2007'den Bugüne 92,227 Tavsiye, 28,206 Uzman ve 19,962 Bilimsel Makale
Site İçi Arama
Yeni Tavsiye Ekleyin!



Erikson’un Psikososyal Teorisi ve Kişilik Gelişimi
MAKALE #8103 © Yazan Uzm.Psk.Tuğba DEMİRÖZ | Yayın Ocak 2012 | 13,499 Okuyucu
Farklı kültürlerde yaptığı çalışmalar sonucu, Freud’un Psikoseksüel Teorisi’ne psikososyal bir boyut ekleme gerekliliğini savunan Erikson, Freud’un temel kavramlarını (Psikolojik yapılar, bilinç, bilinçaltı, bilinçdışı, dürtüler, psikoseksüel basamaklar... gibi) ve metodolojisini kabul etmekle beraber, ondan farklı olarak, kişilik gelişimini, yaşam boyu süren sekiz psikososyal basamak üzerinde temellendirmiştir (Demiröz, 2002; Morris, 2002).

Gelişimi sosyal açıdan ele alan ve kişilik gelişimi üzerinde toplumun yoğun etkileri olduğunu ileri süren Erikson’a göre, bu basamaklar evrensel olmakla beraber temelleri biyolojik olarak atılmış hiyerarşik bir sırayla ortaya çıkmakta ayrıca kültürel özelliklerden ve değişmelerden de etkilenmektedir (Şendil, 1995; Demiröz, 2002). Erikson, olgunlaşma ile artan toplumsal beklentilerin, bireyleri çözmesi gereken sekiz bunalımla karşı karşıya bıraktığını ve her bir bunalımın hem olumlu hem de olumsuz sonuçlarıyla birlikte bir boyut oluşturduğunu kabul etmektedir. Tatminkar düzeyde ele alınmayan bunalımların, bireyi diğer basamaklarda da rahatsız edeceğini, bunalımlardan herhangi birini çözmek için hiçbir zaman geç olmadığını savunan Erikson, her bir basamağın bir öncekinin üzerine inşa edildiğini ve daha sonraki basamakların şeklini etkilediğini iddia eder (Demiröz, 2002; Morris, 2002; Şendil, 1995).

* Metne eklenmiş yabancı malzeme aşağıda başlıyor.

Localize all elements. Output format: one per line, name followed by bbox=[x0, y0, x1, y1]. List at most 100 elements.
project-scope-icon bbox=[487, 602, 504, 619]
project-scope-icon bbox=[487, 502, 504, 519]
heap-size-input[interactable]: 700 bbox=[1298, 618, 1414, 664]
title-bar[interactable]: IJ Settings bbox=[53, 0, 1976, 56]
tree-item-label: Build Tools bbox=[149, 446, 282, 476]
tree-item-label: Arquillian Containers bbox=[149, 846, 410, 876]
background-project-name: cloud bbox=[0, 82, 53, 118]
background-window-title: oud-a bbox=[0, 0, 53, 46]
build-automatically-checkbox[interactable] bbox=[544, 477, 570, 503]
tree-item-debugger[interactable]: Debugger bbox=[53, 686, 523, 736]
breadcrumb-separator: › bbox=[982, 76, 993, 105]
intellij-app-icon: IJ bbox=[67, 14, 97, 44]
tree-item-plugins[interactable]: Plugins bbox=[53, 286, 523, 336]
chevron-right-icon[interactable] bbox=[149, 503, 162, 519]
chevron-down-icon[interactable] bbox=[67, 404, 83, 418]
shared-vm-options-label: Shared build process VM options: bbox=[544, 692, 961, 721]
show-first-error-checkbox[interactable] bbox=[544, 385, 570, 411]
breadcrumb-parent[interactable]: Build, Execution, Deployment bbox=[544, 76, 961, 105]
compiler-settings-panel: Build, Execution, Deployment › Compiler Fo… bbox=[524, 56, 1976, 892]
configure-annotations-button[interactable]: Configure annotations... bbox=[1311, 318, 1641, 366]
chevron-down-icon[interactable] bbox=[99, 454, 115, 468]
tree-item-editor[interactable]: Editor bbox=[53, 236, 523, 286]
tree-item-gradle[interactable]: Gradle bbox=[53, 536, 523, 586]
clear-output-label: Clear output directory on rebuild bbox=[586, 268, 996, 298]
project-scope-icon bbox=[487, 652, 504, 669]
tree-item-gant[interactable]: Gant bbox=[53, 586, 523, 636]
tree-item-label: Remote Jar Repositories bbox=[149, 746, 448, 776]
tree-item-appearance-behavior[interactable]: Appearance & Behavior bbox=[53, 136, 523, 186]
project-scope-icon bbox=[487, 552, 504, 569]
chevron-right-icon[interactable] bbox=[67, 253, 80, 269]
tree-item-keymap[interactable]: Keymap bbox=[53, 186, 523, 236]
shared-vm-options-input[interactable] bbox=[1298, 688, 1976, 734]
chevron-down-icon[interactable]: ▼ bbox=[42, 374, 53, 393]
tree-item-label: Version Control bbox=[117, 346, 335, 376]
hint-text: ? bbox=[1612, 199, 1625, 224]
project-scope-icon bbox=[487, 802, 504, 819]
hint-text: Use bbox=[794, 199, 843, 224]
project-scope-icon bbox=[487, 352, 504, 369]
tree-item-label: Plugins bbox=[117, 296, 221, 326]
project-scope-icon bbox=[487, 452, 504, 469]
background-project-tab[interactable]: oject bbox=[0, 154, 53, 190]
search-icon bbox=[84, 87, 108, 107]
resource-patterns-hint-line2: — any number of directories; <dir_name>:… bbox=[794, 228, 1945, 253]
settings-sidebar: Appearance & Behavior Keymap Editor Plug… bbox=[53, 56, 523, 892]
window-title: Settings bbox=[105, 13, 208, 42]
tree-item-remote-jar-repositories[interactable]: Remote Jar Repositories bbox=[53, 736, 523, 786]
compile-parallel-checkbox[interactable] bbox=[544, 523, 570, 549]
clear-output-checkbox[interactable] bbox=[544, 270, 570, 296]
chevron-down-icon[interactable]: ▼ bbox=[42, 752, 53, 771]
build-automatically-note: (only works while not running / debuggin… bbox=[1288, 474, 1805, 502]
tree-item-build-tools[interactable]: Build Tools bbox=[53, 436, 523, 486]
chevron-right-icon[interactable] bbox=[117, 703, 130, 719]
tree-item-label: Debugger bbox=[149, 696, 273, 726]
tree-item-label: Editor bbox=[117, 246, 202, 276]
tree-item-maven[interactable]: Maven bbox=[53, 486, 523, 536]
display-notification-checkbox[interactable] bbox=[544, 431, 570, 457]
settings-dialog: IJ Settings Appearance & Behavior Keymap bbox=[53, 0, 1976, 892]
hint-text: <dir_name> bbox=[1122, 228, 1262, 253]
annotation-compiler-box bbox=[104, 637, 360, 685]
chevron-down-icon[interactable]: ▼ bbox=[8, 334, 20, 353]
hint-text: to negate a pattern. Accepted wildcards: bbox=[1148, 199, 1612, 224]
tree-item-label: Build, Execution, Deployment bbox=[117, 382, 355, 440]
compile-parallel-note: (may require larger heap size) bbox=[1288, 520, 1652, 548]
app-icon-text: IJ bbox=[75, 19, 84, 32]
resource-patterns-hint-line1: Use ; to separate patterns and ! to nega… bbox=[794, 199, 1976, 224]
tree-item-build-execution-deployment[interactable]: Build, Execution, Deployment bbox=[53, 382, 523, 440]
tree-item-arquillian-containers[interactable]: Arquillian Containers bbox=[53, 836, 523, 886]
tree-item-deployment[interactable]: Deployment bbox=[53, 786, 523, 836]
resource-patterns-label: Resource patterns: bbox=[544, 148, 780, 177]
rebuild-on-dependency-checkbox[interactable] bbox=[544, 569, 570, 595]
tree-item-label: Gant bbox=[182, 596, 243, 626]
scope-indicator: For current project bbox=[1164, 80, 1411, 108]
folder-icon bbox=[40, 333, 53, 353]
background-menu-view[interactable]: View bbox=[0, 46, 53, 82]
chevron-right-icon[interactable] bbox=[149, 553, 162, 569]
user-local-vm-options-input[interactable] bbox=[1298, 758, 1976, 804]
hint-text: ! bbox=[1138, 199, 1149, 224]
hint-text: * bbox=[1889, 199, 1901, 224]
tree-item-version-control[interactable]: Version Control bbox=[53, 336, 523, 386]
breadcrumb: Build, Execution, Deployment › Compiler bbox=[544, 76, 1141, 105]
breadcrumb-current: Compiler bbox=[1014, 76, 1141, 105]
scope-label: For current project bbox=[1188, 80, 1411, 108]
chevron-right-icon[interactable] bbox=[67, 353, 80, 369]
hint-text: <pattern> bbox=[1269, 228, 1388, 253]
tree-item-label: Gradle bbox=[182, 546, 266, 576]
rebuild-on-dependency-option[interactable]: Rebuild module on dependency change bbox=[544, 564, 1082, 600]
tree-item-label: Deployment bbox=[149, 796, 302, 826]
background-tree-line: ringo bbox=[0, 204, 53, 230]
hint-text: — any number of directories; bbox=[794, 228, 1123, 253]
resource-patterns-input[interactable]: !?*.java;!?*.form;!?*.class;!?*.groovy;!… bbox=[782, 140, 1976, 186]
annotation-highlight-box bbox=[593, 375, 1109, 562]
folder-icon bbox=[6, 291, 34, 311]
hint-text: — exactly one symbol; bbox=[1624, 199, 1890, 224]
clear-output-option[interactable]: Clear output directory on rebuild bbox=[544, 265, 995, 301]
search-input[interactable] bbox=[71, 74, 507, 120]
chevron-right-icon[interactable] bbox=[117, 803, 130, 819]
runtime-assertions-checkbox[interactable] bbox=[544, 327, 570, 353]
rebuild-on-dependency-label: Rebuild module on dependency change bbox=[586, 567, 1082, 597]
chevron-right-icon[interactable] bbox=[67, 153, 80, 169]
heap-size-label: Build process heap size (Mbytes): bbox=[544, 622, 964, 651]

Kimlik gelişiminin, bebeğin annesini ilk tanıması ve onun tarafından tanındığını hissetmesiyle başladığını bu sebeple bir basamaktan diğerine değiştiğini ve önceki şekillerden etkilendiğini ileri süren Erikson’a göre, yaşamın ana teması kimlik arayışıdır. Yaşam boyu süren kimlik oluşumu, özellikle ergenlik döneminde kimlik arayışı şeklinde belirginleşmektedir. Çünkü bu dönemde bireyin önceki kimliği, yapması gereken seçimler ve alması gereken kararlar için yetersiz kalmakta ve gençler çeşitli kimlik örüntüleri ile denemeler yaparak, yeni ve sağlıklı bir kimlik duygusu geliştirebilmektedirler (Demiröz, 2002).


Erikson’un Psikososyal Basamakları


1.Basamak: Temel Güvenmemeye Karşı Temel Güven


0-1 yaşları arasında yaşanan bu basamakta kazanılan ilk olumlu duygu, temel güven duygusudur. Temeli anne ya da onun yerine geçen kişi ile bebek arasındaki etkileşim sırasında atılan bu duygunun gelişiminde bebeğin duyu organlarıyla aldığı uyaranlar, ayrıca bebeğe karşı takınılan tutumlar da büyük oranda önem taşımaktadır (Arkonaç, 1993; Cüceloğlu, 1993; Demiröz, 2002; Morris, 2002; Şendil, 1995; Özkalp ve ark. ,2000). Yeterince beslenen, sevgi ve ilgi gösterilen, sıkıntıları giderilen ve kendini güvenli ve rahat hisseden bebekler annesine bağlanacak, sonuç olarak anne ile bebek arasında oluşan olumlu ilişki, bebekteki temel güven duygusunun çekirdeğini oluşturacaktır. Sağlıklı bir temel güven duygusu geliştiren bebek, hem kendine hem de dış dünyaya güvenir. Sağlıksız anne bebek ilişkilerinde ise, güvensizlik duygularının ilk tohumları atılmakta ve yeterince güven duygusu kazanamayan bebek hem kendine hem de çevresine güvenmemektedir (Demiröz, 2002; Morris, 2002; Şendil, 1995).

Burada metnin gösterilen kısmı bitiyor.